L'influenceuse Sonia Bellina, connue pour ses prises de position sur la liberté des femmes, est la cible d'une vague de haine en ligne. Selon un collectif de soutien qui s'est exprimé dans les colonnes de Libération, elle n'a commis aucun crime, juste celui d'être une femme libre. Cette affaire soulève des questions sur le traitement des femmes dans l'espace numérique et la banalisation du cyberharcèlement.

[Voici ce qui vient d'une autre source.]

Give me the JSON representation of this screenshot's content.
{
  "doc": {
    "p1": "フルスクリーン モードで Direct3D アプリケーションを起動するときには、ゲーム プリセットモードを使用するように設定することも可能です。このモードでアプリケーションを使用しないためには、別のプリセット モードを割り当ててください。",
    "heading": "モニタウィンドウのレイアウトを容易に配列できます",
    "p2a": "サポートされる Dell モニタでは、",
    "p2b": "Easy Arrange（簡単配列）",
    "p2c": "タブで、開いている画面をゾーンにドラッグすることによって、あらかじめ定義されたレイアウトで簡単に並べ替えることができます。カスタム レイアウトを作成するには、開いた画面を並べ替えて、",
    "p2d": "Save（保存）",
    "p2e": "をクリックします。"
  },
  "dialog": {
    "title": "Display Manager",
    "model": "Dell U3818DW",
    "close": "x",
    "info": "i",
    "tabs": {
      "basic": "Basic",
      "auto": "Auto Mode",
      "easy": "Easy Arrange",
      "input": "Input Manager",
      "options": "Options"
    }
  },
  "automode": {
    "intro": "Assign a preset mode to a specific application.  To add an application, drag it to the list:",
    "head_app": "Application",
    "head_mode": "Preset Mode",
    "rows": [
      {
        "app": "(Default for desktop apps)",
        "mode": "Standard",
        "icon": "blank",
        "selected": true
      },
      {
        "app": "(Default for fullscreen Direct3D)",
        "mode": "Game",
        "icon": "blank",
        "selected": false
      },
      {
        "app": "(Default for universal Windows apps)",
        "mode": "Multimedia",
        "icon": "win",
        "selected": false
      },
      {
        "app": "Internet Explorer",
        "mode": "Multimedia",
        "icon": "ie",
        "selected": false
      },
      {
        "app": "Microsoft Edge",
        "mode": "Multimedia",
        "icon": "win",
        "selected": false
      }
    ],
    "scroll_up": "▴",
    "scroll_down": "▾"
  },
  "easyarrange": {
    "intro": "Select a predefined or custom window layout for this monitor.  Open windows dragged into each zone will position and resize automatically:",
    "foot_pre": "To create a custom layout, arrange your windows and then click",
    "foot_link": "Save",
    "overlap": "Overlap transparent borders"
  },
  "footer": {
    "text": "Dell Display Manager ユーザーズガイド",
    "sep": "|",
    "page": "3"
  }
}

Une campagne de haine sans fondement
Depuis plusieurs jours, Sonia Bellina est la cible d'attaques virulentes sur les réseaux sociaux. Des messages insultants, des menaces et des appels au silence ont été publiés à son encontre. Le collectif de soutien, qui regroupe des associations féministes et des personnalités publiques, dénonce une campagne de haine organisée. Selon eux, les accusations portées contre l'influenceuse sont infondées et ne reposent sur aucun fait concret.
« Sonia Bellina n'a commis aucun crime. Juste celui d'être une femme libre qui ose s'exprimer », a déclaré un porte-parole du collectif. Cette déclaration met en lumière le double standard auquel les femmes sont confrontées en ligne, où leur liberté d'expression est souvent punie plus sévèrement que celle des hommes.
Un phénomène de société alarmant
Cette affaire n'est pas un cas isolé. Selon une étude récente, 73 % des femmes ont déjà été victimes de harcèlement en ligne. Les influenceuses, en particulier, sont des cibles privilégiées en raison de leur visibilité. Le collectif de soutien à Sonia Bellina appelle à une prise de conscience collective et à des mesures plus fermes contre le cyberharcèlement.
« Il est temps que les plateformes assument leur responsabilité et que les autorités judiciaires traitent ces affaires avec la gravité qu'elles méritent », a ajouté le porte-parole. Le collectif demande également que les auteurs de ces attaques soient identifiés et poursuivis.
Un appel à la solidarité
En réaction à cette vague de haine, de nombreuses voix se sont élevées pour soutenir Sonia Bellina. Des hashtags de soutien ont été lancés sur les réseaux sociaux, et une pétition en ligne a recueilli plusieurs milliers de signatures en quelques heures. Le collectif de soutien invite toutes les personnes solidaires à se joindre à cette mobilisation pour défendre la liberté d'expression des femmes.
« Nous ne laisserons pas la haine en ligne réduire au silence celles qui osent parler. Sonia Bellina est un symbole de cette résistance », a conclu le porte-parole. L'affaire est désormais entre les mains des autorités, qui doivent déterminer si les propos tenus à l'encontre de l'influenceuse constituent un délit pénal.